Les parquets doivent poursuivre les politiques partenariales déjà mises en œuvre avec ces associations d’aide aux victimes afin de permettre la prise en charge immédiate et adaptée de ces dernières à la suite d’accidents du travail.
***
La présente instruction sera ultérieurement complétée par des fiches pratiques destinées à faciliter sa mise en œuvre.
Nous vous saurions gré de bien vouloir veiller à la diffusion de la présente instruction et de nous tenir informés de toute difficulté qui pourrait survenir dans sa mise en œuvre, sous le timbre de la direction des affaires criminelles et des grâces (bureau du droit économique, financier, social, de l’environnement et de la santé publique) et sous le timbre de la direction générale du travail (bureau du cadre de légalité et des modalités d’action du système d’inspection du travail).

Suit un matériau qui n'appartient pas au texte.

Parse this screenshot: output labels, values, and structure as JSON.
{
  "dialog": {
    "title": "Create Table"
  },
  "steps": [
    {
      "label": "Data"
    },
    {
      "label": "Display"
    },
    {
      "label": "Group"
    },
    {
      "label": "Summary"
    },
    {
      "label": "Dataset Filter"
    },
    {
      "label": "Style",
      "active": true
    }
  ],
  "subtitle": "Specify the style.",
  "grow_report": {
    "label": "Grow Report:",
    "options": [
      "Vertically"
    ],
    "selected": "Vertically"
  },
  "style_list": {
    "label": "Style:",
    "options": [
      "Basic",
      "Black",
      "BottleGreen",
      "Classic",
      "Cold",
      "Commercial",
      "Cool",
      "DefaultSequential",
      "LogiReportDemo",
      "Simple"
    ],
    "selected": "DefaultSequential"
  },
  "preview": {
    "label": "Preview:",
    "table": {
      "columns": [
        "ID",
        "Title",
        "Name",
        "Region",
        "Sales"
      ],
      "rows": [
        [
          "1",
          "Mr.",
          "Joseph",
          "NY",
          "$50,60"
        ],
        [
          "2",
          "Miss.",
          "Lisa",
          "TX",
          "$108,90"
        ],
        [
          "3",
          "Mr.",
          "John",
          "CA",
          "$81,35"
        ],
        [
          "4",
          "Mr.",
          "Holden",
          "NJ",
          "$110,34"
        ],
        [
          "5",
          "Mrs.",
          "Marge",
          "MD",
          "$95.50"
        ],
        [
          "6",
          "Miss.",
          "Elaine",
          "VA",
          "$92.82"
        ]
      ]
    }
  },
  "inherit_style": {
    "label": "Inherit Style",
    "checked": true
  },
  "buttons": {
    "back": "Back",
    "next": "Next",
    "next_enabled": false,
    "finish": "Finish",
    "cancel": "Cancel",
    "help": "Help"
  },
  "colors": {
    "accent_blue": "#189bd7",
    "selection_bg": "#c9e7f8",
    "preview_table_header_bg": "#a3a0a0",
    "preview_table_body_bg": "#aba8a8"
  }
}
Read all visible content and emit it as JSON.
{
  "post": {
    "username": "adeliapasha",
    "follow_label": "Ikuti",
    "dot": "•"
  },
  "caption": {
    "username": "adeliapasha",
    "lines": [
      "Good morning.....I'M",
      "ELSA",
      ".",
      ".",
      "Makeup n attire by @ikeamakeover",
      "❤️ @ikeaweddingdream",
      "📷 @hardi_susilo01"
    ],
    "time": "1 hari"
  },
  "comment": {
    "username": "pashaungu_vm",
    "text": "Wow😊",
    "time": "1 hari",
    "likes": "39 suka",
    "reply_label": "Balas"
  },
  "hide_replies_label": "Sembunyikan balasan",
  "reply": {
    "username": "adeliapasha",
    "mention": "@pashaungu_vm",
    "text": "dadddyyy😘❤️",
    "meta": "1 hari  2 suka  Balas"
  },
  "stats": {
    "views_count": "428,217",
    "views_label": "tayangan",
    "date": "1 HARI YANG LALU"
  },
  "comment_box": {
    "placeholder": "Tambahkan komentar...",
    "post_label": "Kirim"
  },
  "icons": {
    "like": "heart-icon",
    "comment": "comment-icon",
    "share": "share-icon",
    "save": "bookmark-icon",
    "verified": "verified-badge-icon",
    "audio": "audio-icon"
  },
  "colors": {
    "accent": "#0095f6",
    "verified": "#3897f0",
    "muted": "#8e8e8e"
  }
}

Fait à Paris, le 10 juillet 2025.
Le ministre de la Justice,
Gérald DARMANIN
La ministre du travail, de la santé, des solidarités et des familles,
Catherine VAUTRIN
La ministre chargée du travail et de l’emploi,
Astrid PANOSYAN-BOUVET
[1] Source : Bilan des conditions de travail 2023 | Travail-emploi.gouv.fr | Ministère du Travail, de la Santé, des Solidarités et des Familles.
[2]Une fiche pratique détaillant le champ d’application de la transaction pénale en matière d’atteintes à la réglementation sur la sécurité des travailleurs sera diffusée ultérieurement.
[3] L’instruction DGT du 28 septembre 2023 relative aux enquêtes accidents du travail mortels ou graves et à la circulation d’information prescrit aux agents de contrôle de l’inspection du travail d’apporter des suites à leurs enquêtes dans les meilleurs délais.
[4] Tel est notamment le cas du recours à des sous-traitants illicites ou à de faux travailleurs indépendants.